On produit des huîtres d'un côté, des fraises et du sucre de l'autre. Pour le reste, elles sont toutes deux reliées au continent par un pont, s'allongent sous la même forme ogivale et sur une surface très proche (175 km² pour la Charentaise, 195 pour la Québécoise), se situent à la même latitude, 46 degrés nord, toutes deux maternent une petite île Madame dans leur voisinage proche.
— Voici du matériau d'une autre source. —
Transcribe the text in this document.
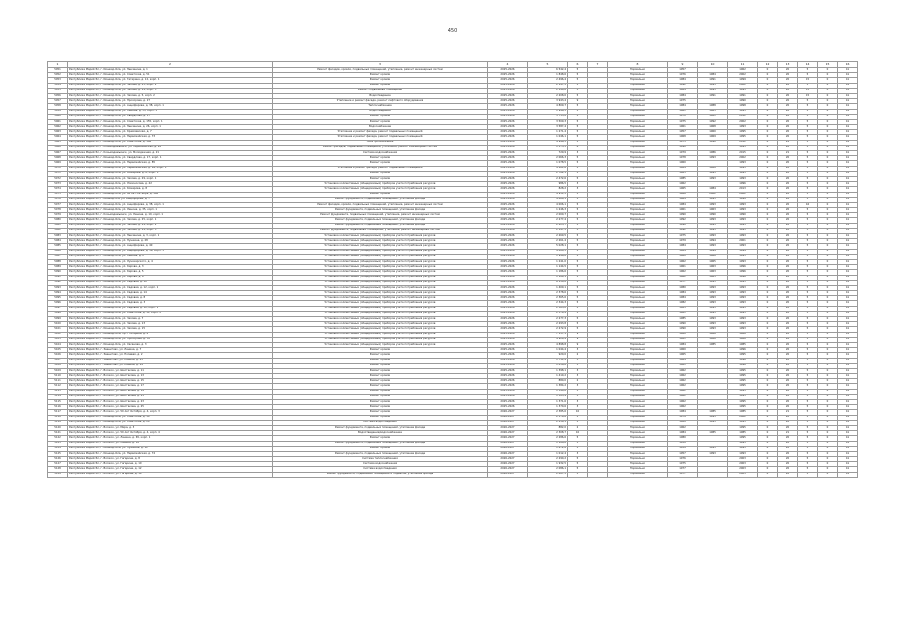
450
1	2	3	4	5	6	7	8	9	10	11	12	13	14	15	16
5051	Республика Марий Эл, г. Йошкар-Ола, ул. Эшкинина, д. 1	Ремонт фасадов, кровли, подвальных помещений, утепление, ремонт инженерных систем	2025-2026	6 542,4	5		Нормально	1957		1962	0	20	5	0	41
5052	Республика Марий Эл, г. Йошкар-Ола, ул. Советская, д. 51	Ремонт кровли	2025-2026	1 848,6	5		Нормально	1976	1984	2002	0	20	5	0	41
5053	Республика Марий Эл, г. Йошкар-Ола, ул. Гагарина, д. 12, корп. 1	Ремонт кровли	2025-2026	2 496,4	5		Нормально	1984	1991	1999	0	20	15	0	41
5054	Республика Марий Эл, г. Йошкар-Ола, ул. Чехова, д. 25, корп. 2	Ремонт кровли	2025-2026	2 197,3	5		Нормально	1992	1993	2002	0	20	5	0	41
5055	Республика Марий Эл, г. Йошкар-Ола, ул. Чехова, д. 29, корп. 3	Ремонт подвальных помещений	2025-2026	2 190,6	5		Нормально	1984	1993	1995	0	20	15	0	41
5056	Республика Марий Эл, г. Йошкар-Ола, ул. Чехова, д. 5, корп. 2	Водоотведение	2025-2026	2 208,0	5		Нормально	1984	1991	1991	0	20	15	0	41
5057	Республика Марий Эл, г. Йошкар-Ола, ул. Прохорова, д. 27	Утепление и ремонт фасада, ремонт лифтового оборудования	2025-2026	3 943,4	9		Нормально	1975		1990	0	20	5	0	41
5058	Республика Марий Эл, г. Йошкар-Ола, ул. Анциферова, д. 38, корп. 1	Теплоснабжение	2025-2026	4 809,7	5		Нормально	1984	1988	1998	0	20	5	0	41
5059	Республика Марий Эл, г. Йошкар-Ола, ул. Ленина, д. 35, корп. 1	Водоотведение	2025-2026	1 946,3	5		Нормально	1961	1963	1993	0	20	5	0	41
5060	Республика Марий Эл, г. Йошкар-Ола, ул. Свердлова, д. 17	Ремонт кровли	2025-2026	5 713,8	5		Нормально	1970	1981	2012	0	20	5	0	41
5061	Республика Марий Эл, г. Йошкар-Ола, ул. Советская, д. 155, корп. 1	Ремонт кровли	2025-2026	3 509,3	5		Нормально	1975	1992	2002	0	20	5	0	41
5062	Республика Марий Эл, г. Йошкар-Ола, ул. Эшкинина, д. 26, корп. 1	Водоснабжение	2025-2026	3 587,4	5		Нормально	1961	1968	1993	0	20	5	0	41
5063	Республика Марий Эл, г. Йошкар-Ола, ул. Кремлевская, д. 7	Утепление и ремонт фасада, ремонт подвальных помещений	2025-2026	1 271,4	5		Нормально	1957	1960	1995	0	20	5	0	41
5064	Республика Марий Эл, г. Йошкар-Ола, ул. Первомайская, д. 73	Утепление и ремонт фасада, ремонт подвальных помещений	2025-2026	1 046,1	5		Нормально	1968	1969	1995	0	20	5	0	41
5065	Республика Марий Эл, г. Йошкар-Ола, ул. Советская, д. 106	Электроснабжение	2025-2026	4 996,3	5		Нормально	1975	1990	2012	0	22	5	0	41
5066	Республика Марий Эл, г. Козьмодемьянск, ул. Первомайская, д. 20	Ремонт фасадов, подвальных помещений, утепление, ремонт инженерных систем	2025-2026	1 575,3	4		Нормально	1990		1995	0	20	5	0	41
5067	Республика Марий Эл, г. Козьмодемьянск, ул. Молодежная, д. 21	Система водоснабжения	2025-2026	729,9	3		Нормально	1979	1986	2015	0	21	5	0	41
5068	Республика Марий Эл, г. Йошкар-Ола, ул. Свердлова, д. 17, корп. 1	Ремонт кровли	2025-2026	2 066,3	5		Нормально	1978	1993	2002	0	20	5	0	41
5069	Республика Марий Эл, г. Йошкар-Ола, ул. Первомайская, д. 85	Ремонт кровли	2025-2026	1 078,5	5		Нормально	1960		1993	0	20	5	0	41
5070	Республика Марий Эл, г. Йошкар-Ола, ул. Первомайская, д. 69, корп. 1	Утепление и ремонт фасада, ремонт подвальных помещений	2025-2026	4 261,6	5		Нормально	1984	1988	1993	0	20	5	0	41
5071	Республика Марий Эл, г. Йошкар-Ола, ул. Комарова, д. 6, корп. 1	Ремонт кровли	2025-2026	2 782,1	5		Нормально	1983	1993	1993	0	20	5	0	41
5072	Республика Марий Эл, г. Йошкар-Ола, ул. Чехова, д. 29, корп. 1	Ремонт кровли	2025-2026	2 472,6	5		Нормально	1985	1993	1993	0	20	5	0	41
5073	Республика Марий Эл, г. Йошкар-Ола, ул. Ломоносова, д. 42	Установка коллективных (общедомовых) приборов учета потребления ресурсов	2025-2026	986,5	3		Нормально	1962		1996	0	20	5	0	41
5074	Республика Марий Эл, г. Йошкар-Ола, ул. Комарова, д. 8	Установка коллективных (общедомовых) приборов учета потребления ресурсов	2025-2026	828,2	3		Нормально	1965	1984	2013	0	20	5	0	41
5075	Республика Марий Эл, г. Йошкар-Ола, ул. 80 лет Октября, д. 108	Ремонт кровли	2025-2026	4 931,5	5		Нормально	1986	2002	2002	0	20	5	0	41
5076	Республика Марий Эл, г. Йошкар-Ola, ул. Анциферова, д. 7	Ремонт фундамента, подвальных помещений, утепление фасада	2025-2026	4 069,1	5		Нормально	1964	1993	1999	0	20	5	0	41
5077	Республика Марий Эл, г. Йошкар-Ола, ул. Анциферова, д. 38, корп. 1	Ремонт фасадов, кровли, подвальных помещений, утепление, ремонт инженерных систем	2025-2026	4 006,1	5		Нормально	1984	1993	1993	0	20	16	0	41
5078	Республика Марий Эл, г. Йошкар-Ола, ул. Ленина, д. 35, корп. 1	Ремонт фундамента, подвальных помещений, утепление фасада	2025-2026	1 246,3	5		Нормально	1961	1963	1993	0	20	5	0	41
5079	Республика Марий Эл, г. Козьмодемьянск, ул. Ленина, д. 10, корп. 1	Ремонт фундамента, подвальных помещений, утепление, ремонт инженерных систем	2025-2026	2 000,7	5		Нормально	1990	1990	1990	0	20	5	0	41
5080	Республика Марий Эл, г. Йошкар-Ола, ул. Чехова, д. 25, корп. 1	Ремонт фундамента, подвальных помещений, утепление фасада	2025-2026	2 277,4	5		Нормально	1992	1993	1993	0	20	5	0	41
5081	Республика Марий Эл, г. Йошкар-Ола, ул. Чехова, д. 29, корп. 2	Ремонт фундамента, подвальных помещений, утепление фасада	2025-2026	2 225,7	5		Нормально	1990	1993	1993	0	20	5	0	41
5082	Республика Марий Эл, г. Йошкар-Ола, ул. Чехова, д. 29, корп. 3	Ремонт фундамента, подвальных помещений, утепление, ремонт инженерных систем	2025-2026	2 197,5	5		Нормально	1992	1993	1993	0	20	5	0	41
5083	Республика Марий Эл, г. Йошкар-Ола, ул. Эшкинина, д. 3, корп. 1	Установка коллективных (общедомовых) приборов учета потребления ресурсов	2025-2026	2 269,5	5		Нормально	1975	1993	1993	0	20	5	0	41
5084	Республика Марий Эл, г. Йошкар-Ола, ул. Пушкина, д. 28	Установка коллективных (общедомовых) приборов учета потребления ресурсов	2025-2026	2 261,4	5		Нормально	1979	1994	2001	0	20	5	0	41
5085	Республика Марий Эл, г. Йошкар-Ола, ул. Анциферова, д. 40	Установка коллективных (общедомовых) приборов учета потребления ресурсов	2025-2026	5 028,1	5		Нормально	1984	1993	1993	0	20	5	0	41
5086	Республика Марий Эл, г. Йошкар-Ола, ул. Анциферова, д. 36, корп. 1	Установка коллективных (общедомовых) приборов учета потребления ресурсов	2025-2026	4 080,5	5		Нормально	1984	1994	1994	0	20	5	0	41
5087	Республика Марий Эл, г. Йошкар-Ола, ул. Ленина, д. 2	Установка коллективных (общедомовых) приборов учета потребления ресурсов	2025-2026	1 946,6	5		Нормально	1960	1966	1993	0	20	5	0	41
5088	Республика Марий Эл, г. Йошкар-Ола, ул. Луначарского, д. 4	Установка коллективных (общедомовых) приборов учета потребления ресурсов	2025-2026	1 241,0	5		Нормально	1962	1965	1993	0	20	5	0	41
5089	Республика Марий Эл, г. Йошкар-Ола, ул. Кирова, д. 3	Установка коллективных (общедомовых) приборов учета потребления ресурсов	2025-2026	1 144,5	5		Нормально	1961	1963	1996	0	20	5	0	41
5090	Республика Марий Эл, г. Йошкар-Ола, ул. Кирова, д. 5	Установка коллективных (общедомовых) приборов учета потребления ресурсов	2025-2026	1 186,6	5		Нормально	1962	1963	1996	0	20	5	0	41
5091	Республика Марий Эл, г. Йошкар-Ола, ул. Кирова, д. 8	Установка коллективных (общедомовых) приборов учета потребления ресурсов	2025-2026	1 184,1	5		Нормально	1962	1963	1996	0	20	5	0	41
5092	Республика Марий Эл, г. Йошкар-Ола, ул. Садовая, д. 10	Установка коллективных (общедомовых) приборов учета потребления ресурсов	2025-2026	6 150,8	5		Нормально	1977	1993	1993	0	20	5	0	41
5093	Республика Марий Эл, г. Йошкар-Ола, ул. Садовая, д. 12, корп. 1	Установка коллективных (общедомовых) приборов учета потребления ресурсов	2025-2026	1 409,1	5		Нормально	1980	1993	1993	0	20	5	0	41
5094	Республика Марий Эл, г. Йошкар-Ола, ул. Садовая, д. 14	Установка коллективных (общедомовых) приборов учета потребления ресурсов	2025-2026	2 378,6	5		Нормально	1984	1993	1993	0	20	5	0	41
5095	Республика Марий Эл, г. Йошкар-Ола, ул. Садовая, д. 8	Установка коллективных (общедомовых) приборов учета потребления ресурсов	2025-2026	2 365,6	5		Нормально	1984	1993	1993	0	20	5	0	41
5096	Республика Марий Эл, г. Йошкар-Ола, ул. Садовая, д. 3	Установка коллективных (общедомовых) приборов учета потребления ресурсов	2025-2026	2 344,3	5		Нормально	1982	1993	1993	0	20	5	0	41
5097	Республика Марий Эл, г. Йошкар-Ола, ул. Садовая, д. 10, корп. 1	Установка коллективных (общедомовых) приборов учета потребления ресурсов	2025-2026	2 365,0	5		Нормально	1985	1993	1993	0	20	5	0	41
5098	Республика Марий Эл, г. Йошкар-Ола, ул. Советская, д. 11, корп. 2	Установка коллективных (общедомовых) приборов учета потребления ресурсов	2025-2026	2 374,4	5		Нормально	1981	1993	1993	0	20	5	0	41
5099	Республика Марий Эл, г. Йошкар-Ола, ул. Чехова, д. 7	Установка коллективных (общедомовых) приборов учета потребления ресурсов	2025-2026	2 277,3	5		Нормально	1985	1993	1993	0	20	5	0	41
5100	Республика Марий Эл, г. Йошкар-Ола, ул. Чехова, д. 13	Установка коллективных (общедомовых) приборов учета потребления ресурсов	2025-2026	2 293,8	5		Нормально	1990	1993	1993	0	20	5	0	41
5101	Республика Марий Эл, г. Йошкар-Ола, ул. Чехова, д. 15	Установка коллективных (общедомовых) приборов учета потребления ресурсов	2025-2026	2 272,9	5		Нормально	1990	1993	1993	0	20	5	0	41
5102	Республика Марий Эл, г. Йошкар-Ола, пр-т Гагарина, д. 4	Установка коллективных (общедомовых) приборов учета потребления ресурсов	2025-2026	7 157,1	9		Нормально	1980	1986	1986	0	20	5	0	41
5103	Республика Марий Эл, г. Йошкар-Ола, ул. Прохорова, д. 32	Установка коллективных (общедомовых) приборов учета потребления ресурсов	2025-2026	4 924,4	9		Нормально	1981	1986	1986	0	20	5	0	41
5104	Республика Марий Эл, г. Йошкар-Ола, ул. Хасанова, д. 3	Установка коллективных (общедомовых) приборов учета потребления ресурсов	2025-2026	4 898,8	9		Нормально	1984	1985	1985	0	20	5	0	41
5105	Республика Марий Эл, г. Звенигово, ул. Ленина, д. 7	Ремонт кровли	2025-2026	1 044,4	3		Нормально	1960		1996	0	20	5	0	41
5106	Республика Марий Эл, г. Звенигово, ул. Полевая, д. 2	Ремонт кровли	2025-2026	920,0	2		Нормально	1965		1995	0	20	5	0	41
5107	Республика Марий Эл, г. Звенигово, ул. Ленина, д. 25	Ремонт кровли	2025-2026	1 711,4	3		Нормально	1964		1996	0	20	5	0	41
5108	Республика Марий Эл, г. Звенигово, ул. Ленина, д. 29	Ремонт кровли	2025-2026	1 036,6	3		Нормально	1961		1996	0	20	5	0	41
5109	Республика Марий Эл, г. Волжск, ул. Шестакова, д. 11	Ремонт кровли	2025-2026	1 398,1	3		Нормально	1962		1995	0	20	5	0	41
5110	Республика Марий Эл, г. Волжск, ул. Шестакова, д. 13	Ремонт кровли	2025-2026	1 410,2	3		Нормально	1962		1995	0	20	5	0	41
5111	Республика Марий Эл, г. Волжск, ул. Шестакова, д. 15	Ремонт кровли	2025-2026	880,0	2		Нормально	1962		1995	0	20	5	0	41
5112	Республика Марий Эл, г. Волжск, ул. Шестакова, д. 17	Ремонт кровли	2025-2026	1 384,2	3		Нормально	1962		1995	0	20	5	0	41
5113	Республика Марий Эл, г. Волжск, ул. Шестакова, д. 19	Ремонт кровли	2025-2026	1 390,6	3		Нормально	1962		1995	0	20	5	0	41
5114	Республика Марий Эл, г. Волжск, ул. Шестакова, д. 21	Ремонт кровли	2025-2026	1 385,9	3		Нормально	1962		1995	0	20	5	0	41
5115	Республика Марий Эл, г. Волжск, ул. Шестакова, д. 23	Ремонт кровли	2025-2026	1 371,6	3		Нормально	1962		1995	0	20	5	0	41
5116	Республика Марий Эл, г. Волжск, ул. Шестакова, д. 25	Ремонт кровли	2025-2026	1 370,6	3		Нормально	1962		1995	0	20	5	0	41
5117	Республика Марий Эл, г. Волжск, ул. 50 лет Октября, д. 4, корп. 3	Ремонт кровли	2026-2027	2 385,6	10		Нормально	1984	1985	1985	0	21	5	0	41
5118	Республика Марий Эл, г. Йошкар-Ола, ул. Советская, д. 10	Ремонт кровли	2026-2027	2 579,6	5		Нормально	1979	1993	2002	0	20	5	0	41
5119	Республика Марий Эл, г. Йошкар-Ола, ул. Советская, д. 20	Система водоотведения	2026-2027	2 259,1	5		Нормально	1988	1993	1993	0	20	5	0	41
5120	Республика Марий Эл, г. Волжск, ул. Мира, д. 3	Ремонт фундамента, подвальных помещений, утепление фасада	2026-2027	882,0	2		Нормально	1962		1995	0	20	5	0	41
5121	Республика Марий Эл, г. Волжск, ул. 50 лет Октября, д. 4, корп. 4	Водоотведение/водоснабжение	2026-2027	2 308,7	10		Нормально	1984	1985	1985	0	21	5	0	41
5122	Республика Марий Эл, г. Волжск, ул. Ленина, д. 65, корп. 1	Ремонт кровли	2026-2027	2 286,6	5		Нормально	1980		1995	0	20	5	0	41
5123	Республика Марий Эл, г. Волжск, ул. Ленина, д. 18	Ремонт фундамента, подвальных помещений, утепление фасада	2026-2027	1 188,6	3		Нормально	1958		1995	0	20	5	0	41
5124	Республика Марий Эл, г. Йошкар-Ола, ул. Пушкина, д. 12	Ремонт кровли	2026-2027	1 672,8	5		Нормально	1959	1993	1993	0	20	5	0	41
5125	Республика Марий Эл, г. Йошкар-Ола, ул. Первомайская, д. 74	Ремонт фундамента, подвальных помещений, утепление фасада	2026-2027	1 012,4	3		Нормально	1957	1993	1993	0	20	5	0	41
5126	Республика Марий Эл, г. Волжск, ул. Гагарина, д. 8	Система теплоснабжения	2026-2027	2 290,2	5		Нормально	1976		2003	0	20	5	0	41
5127	Республика Марий Эл, г. Волжск, ул. Гагарина, д. 10	Система водоснабжения	2026-2027	1 932,5	5		Нормально	1975		2003	0	20	5	0	41
5128	Республика Марий Эл, г. Волжск, ул. Гагарина, д. 12	Система водоотведения	2026-2027	2 086,1	5		Нормально	1977		2003	0	20	5	0	41
5129	Республика Марий Эл, г. Волжск, ул. Гагарина, д. 14	Ремонт фундамента, подвальных помещений и подвалов, утепление фасада	2026-2027	2 087,5	5		Нормально	1977		2003	0	20	5	0	41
Les noms de familles les plus communs sont... communs aux deux îles : Papineau, Archambault, Moreau, Tessier. C'est naturellement le résultat du cousinage historique entre Charentais-Maritimes et Québécois. À la plus grande commune d'Oléron, Saint-Pierre, répond la plus grande commune d'Orléans, Saint-Pierre. C'est même de là que part le point d'ancrage institutionnel entre les deux îles. Entre Patrick Moquay et Roger Deblois, maires des Saint-Pierre d'O.
Depuis 2008 et les commémorations du 400e anniversaire de Québec, les échanges se multiplient entre les deux îles. Notamment entre les écoliers. Lors de la dernière Expoléron, on a pu voir apparaître une belle cabane à sucre pur jus québécois. Et un site Internet (1) est consacré à cette gémellité.
Les mêmes initiales
Un homme est derrière tout ça : Lionel Serik. Oléronnais d'origine, il a passé vingt-deux ans au Québec dans les milieux de la communication et de l'entreprise. Ces incursions dans l'île d'Orléans lui ont permis de mesurer les ressemblances entre les deux territoires. Aujourd'hui plus Oléronnais qu'Orléanais, il a servi de trait d'union entre les institutionnels.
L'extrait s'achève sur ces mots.